After working with his brother at his father’s firm, George M. Ewing Co., for 10 years, Alec envisioned creating a new design firm that would thrive beyond his personal leadership and ownership, a firm that would have an ownership transition plan at its inception.  The initial risks and challenges he shouldered to start Alexander Ewing & Associates in 1961 resulted in a successful firm now led by a third generation of owners at EwingCole.

Because he understood the stressful nature of management positions, Alec insisted that a rotation of leadership positions was best for the professional growth of both individuals and the firm.  His association with Stan Cole, the in-house architect for Rohm and Haas, one of the firm’s first clients, became a life-long partnership when Stan joined the firm in 1968.  True to his core belief in transitioning leadership, Alec turned over the role of firm president to Stan in 1972.  Their complementary skills and mutual admiration helped grow the firm to the success it is today.

Alec, a master of time management, was able to sustain regular communications with the many people with whom he cultivated close relationships, building a legacy of long-term clients, some spanning over three decades.  He unselfishly interconnected these relationships, positioning the next generation of firm leaders to continue guiding these clients.  While Alec was proud of EwingCole as one of his greatest achievements, he was prouder to know that the firm would thrive beyond him.

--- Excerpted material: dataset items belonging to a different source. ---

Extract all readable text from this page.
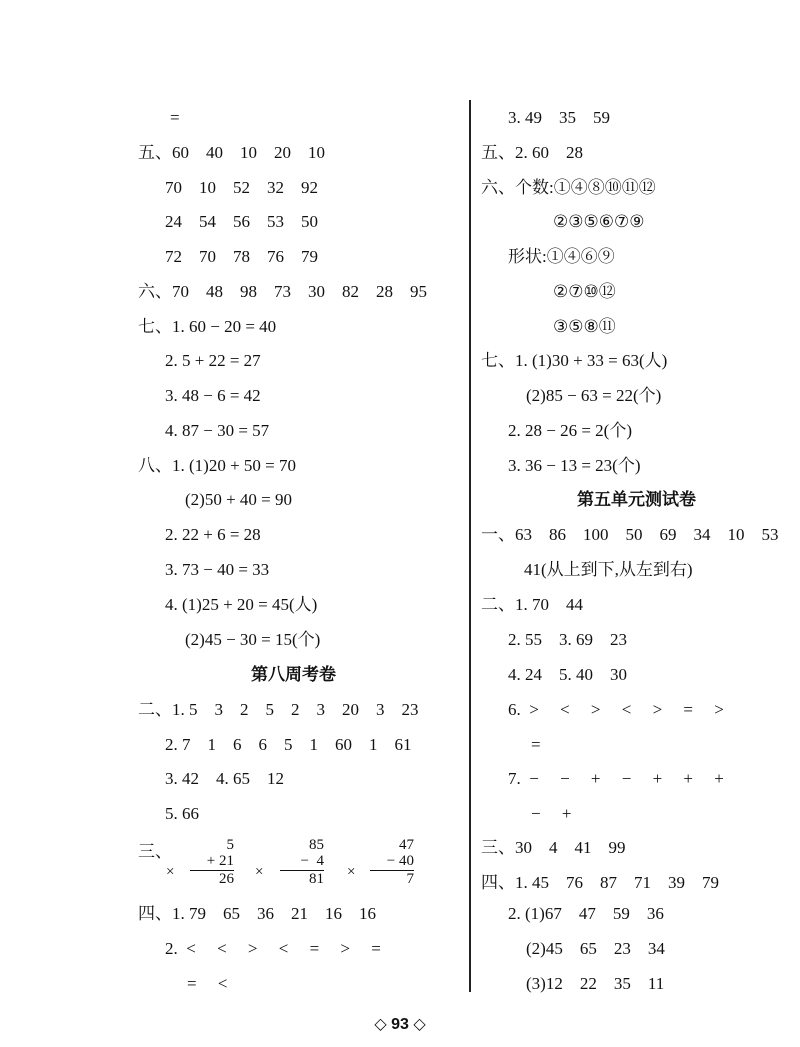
=
五、60    40    10    20    10
70    10    52    32    92
24    54    56    53    50
72    70    78    76    79
六、70    48    98    73    30    82    28    95
七、1. 60 − 20 = 40
2. 5 + 22 = 27
3. 48 − 6 = 42
4. 87 − 30 = 57
八、1. (1)20 + 50 = 70
(2)50 + 40 = 90
2. 22 + 6 = 28
3. 73 − 40 = 33
4. (1)25 + 20 = 45(人)
(2)45 − 30 = 15(个)
第八周考卷
二、1. 5    3    2    5    2    3    20    3    23
2. 7    1    6    6    5    1    60    1    61
3. 42    4. 65    12
5. 66
三、
×
5
+ 21
26 ×
85
−  4
81 ×
47
− 40
7
四、1. 79    65    36    21    16    16
2.  <     <     >     <     =     >     =
=     <
3. 49    35    59
五、2. 60    28
六、个数:①④⑧⑩⑪⑫
②③⑤⑥⑦⑨
形状:①④⑥⑨
②⑦⑩⑫
③⑤⑧⑪
七、1. (1)30 + 33 = 63(人)
(2)85 − 63 = 22(个)
2. 28 − 26 = 2(个)
3. 36 − 13 = 23(个)
第五单元测试卷
一、63    86    100    50    69    34    10    53
41(从上到下,从左到右)
二、1. 70    44
2. 55    3. 69    23
4. 24    5. 40    30
6.  >     <     >     <     >     =     >
=
7.  −     −     +     −     +     +     +
−     +
三、30    4    41    99
四、1. 45    76    87    71    39    79
2. (1)67    47    59    36
(2)45    65    23    34
(3)12    22    35    11
◇ 93 ◇
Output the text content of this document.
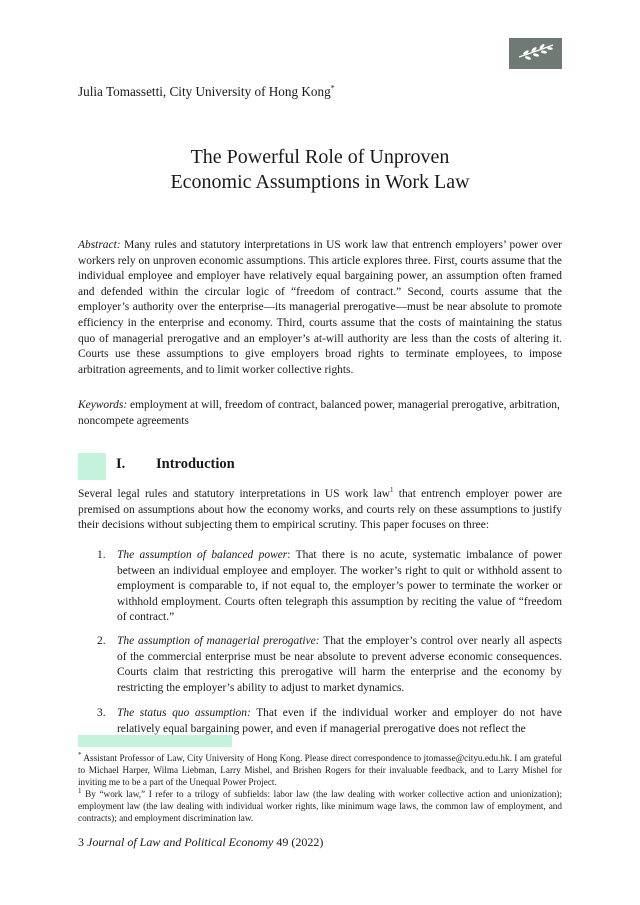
Julia Tomassetti, City University of Hong Kong*
The Powerful Role of Unproven
Economic Assumptions in Work Law

Abstract: Many rules and statutory interpretations in US work law that entrench employers’ power over workers rely on unproven economic assumptions. This article explores three. First, courts assume that the individual employee and employer have relatively equal bargaining power, an assumption often framed and defended within the circular logic of “freedom of contract.” Second, courts assume that the employer’s authority over the enterprise—its managerial prerogative—must be near absolute to promote efficiency in the enterprise and economy. Third, courts assume that the costs of maintaining the status quo of managerial prerogative and an employer’s at-will authority are less than the costs of altering it. Courts use these assumptions to give employers broad rights to terminate employees, to impose arbitration agreements, and to limit worker collective rights.

Keywords: employment at will, freedom of contract, balanced power, managerial prerogative, arbitration, noncompete agreements

I.	Introduction

Several legal rules and statutory interpretations in US work law$^1$ that entrench employer power are premised on assumptions about how the economy works, and courts rely on these assumptions to justify their decisions without subjecting them to empirical scrutiny. This paper focuses on three:

1. The assumption of balanced power: That there is no acute, systematic imbalance of power between an individual employee and employer. The worker’s right to quit or withhold assent to employment is comparable to, if not equal to, the employer’s power to terminate the worker or withhold employment. Courts often telegraph this assumption by reciting the value of “freedom of contract.”
2. The assumption of managerial prerogative: That the employer’s control over nearly all aspects of the commercial enterprise must be near absolute to prevent adverse economic consequences. Courts claim that restricting this prerogative will harm the enterprise and the economy by restricting the employer’s ability to adjust to market dynamics.
3. The status quo assumption: That even if the individual worker and employer do not have relatively equal bargaining power, and even if managerial prerogative does not reflect the

* Assistant Professor of Law, City University of Hong Kong. Please direct correspondence to jtomasse@cityu.edu.hk. I am grateful to Michael Harper, Wilma Liebman, Larry Mishel, and Brishen Rogers for their invaluable feedback, and to Larry Mishel for inviting me to be a part of the Unequal Power Project.

$^1$ By “work law,” I refer to a trilogy of subfields: labor law (the law dealing with worker collective action and unionization); employment law (the law dealing with individual worker rights, like minimum wage laws, the common law of employment, and contracts); and employment discrimination law.

3 Journal of Law and Political Economy 49 (2022)
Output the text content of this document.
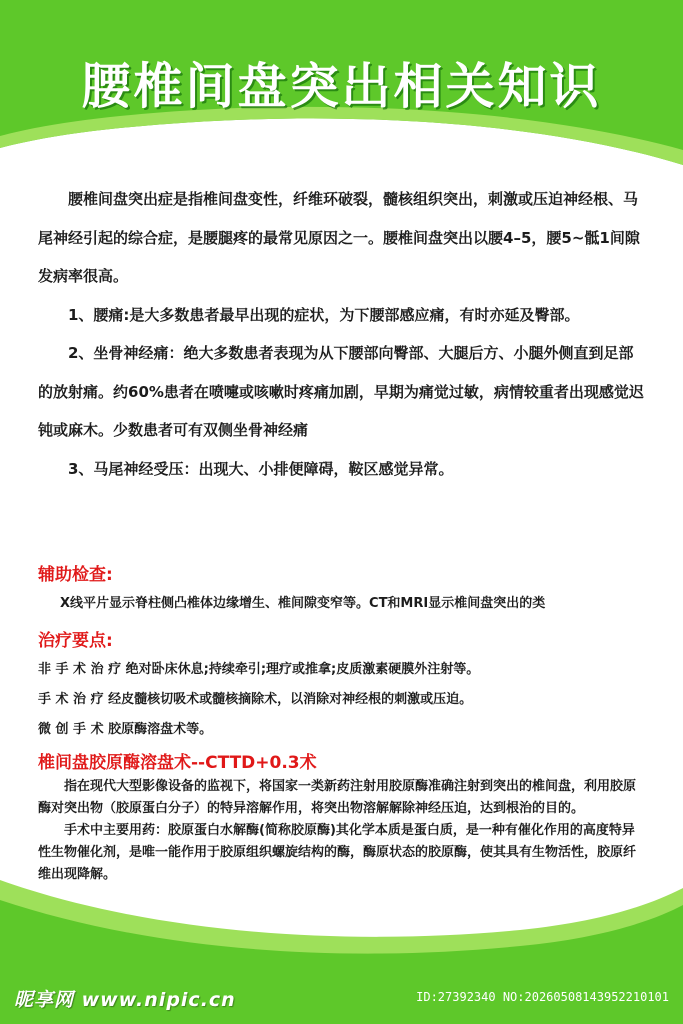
腰椎间盘突出相关知识

腰椎间盘突出症是指椎间盘变性，纤维环破裂，髓核组织突出，刺激或压迫神经根、马尾神经引起的综合症，是腰腿疼的最常见原因之一。腰椎间盘突出以腰4–5，腰5~骶1间隙发病率很高。

1、腰痛:是大多数患者最早出现的症状，为下腰部感应痛，有时亦延及臀部。

2、坐骨神经痛：绝大多数患者表现为从下腰部向臀部、大腿后方、小腿外侧直到足部的放射痛。约60%患者在喷嚏或咳嗽时疼痛加剧，早期为痛觉过敏，病情较重者出现感觉迟钝或麻木。少数患者可有双侧坐骨神经痛

3、马尾神经受压：出现大、小排便障碍，鞍区感觉异常。

辅助检查:
X线平片显示脊柱侧凸椎体边缘增生、椎间隙变窄等。CT和MRI显示椎间盘突出的类
治疗要点:
非 手 术 治 疗 绝对卧床休息;持续牵引;理疗或推拿;皮质激素硬膜外注射等。
手 术 治 疗 经皮髓核切吸术或髓核摘除术，以消除对神经根的刺激或压迫。
微 创 手 术 胶原酶溶盘术等。
椎间盘胶原酶溶盘术--CTTD+0.3术

指在现代大型影像设备的监视下，将国家一类新药注射用胶原酶准确注射到突出的椎间盘，利用胶原酶对突出物（胶原蛋白分子）的特异溶解作用，将突出物溶解解除神经压迫，达到根治的目的。

手术中主要用药：胶原蛋白水解酶(简称胶原酶)其化学本质是蛋白质，是一种有催化作用的高度特异性生物催化剂，是唯一能作用于胶原组织螺旋结构的酶，酶原状态的胶原酶，使其具有生物活性，胶原纤维出现降解。

昵享网 www.nipic.cn	ID:27392340 NO:20260508143952210101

Alec made himself accessible to all employees and he took a personal interest in getting to know them.  He offered simple advice, “Treat people the way you like to be treated by others.”  Many EwingCole employees remember receiving personally handwritten thank you notes from Alec on their employment anniversary date.

His business vision had influence beyond EwingCole.  He was a trusted advisor to many client and corporate leaders.  Alec and Stan advised the Phillies during the planning of Veterans Stadium which built relationships that led to EwingCole’s design of Citizens Bank Park.  Working with key political and business interests, Alec helped to establish the original Meadowlands Sports Complex in 1969.  The Meadowlands’ success created relationships that decades later would connect the firm to design MetLife Stadium for the New York Giants and Jets as well as the New York Giants’ headquarters and practice facility.  In the early years of the firm, Alec had the strategic insight to position the firm with hospital clients and the firm grew healthcare as a core practice working with growing clients including Geisinger Health System and Fox Chase Cancer Center.

Alec always retained a progressive and entrepreneurial mindset.  In the 1970’s, he organized several companies which supported his vision of serving clients with specialized expertise, including Interspace, an interior design firm; Medicon, a healthcare consulting firm; and Synergo, an engineering firm.  His original concept for starting multiple construction management firms, Barclay White; Parametric, a minority owned firm; and Descon Consulting; included developing an integrated design and construction approach, years before this delivery model began to take root in the marketplace.  Many of the professionals who Alec positioned to lead these companies became design and construction leaders in the region and beyond.  Even as he looked ahead to his own retirement, Alec founded U.S. Retirement Communities, which successfully developed Springton Lake Village, an innovative retirement community in Media, PA that Alec and his wife, Nancy, have lived in for the last sixteen years.

Few people have the relationships and influence of Alexander Ewing – he will be missed by many.  For those who have connections to EwingCole, we are all indebted to Alec for having the entrepreneurial spirit to start a firm, and his example continues to inspire us to build upon what he started.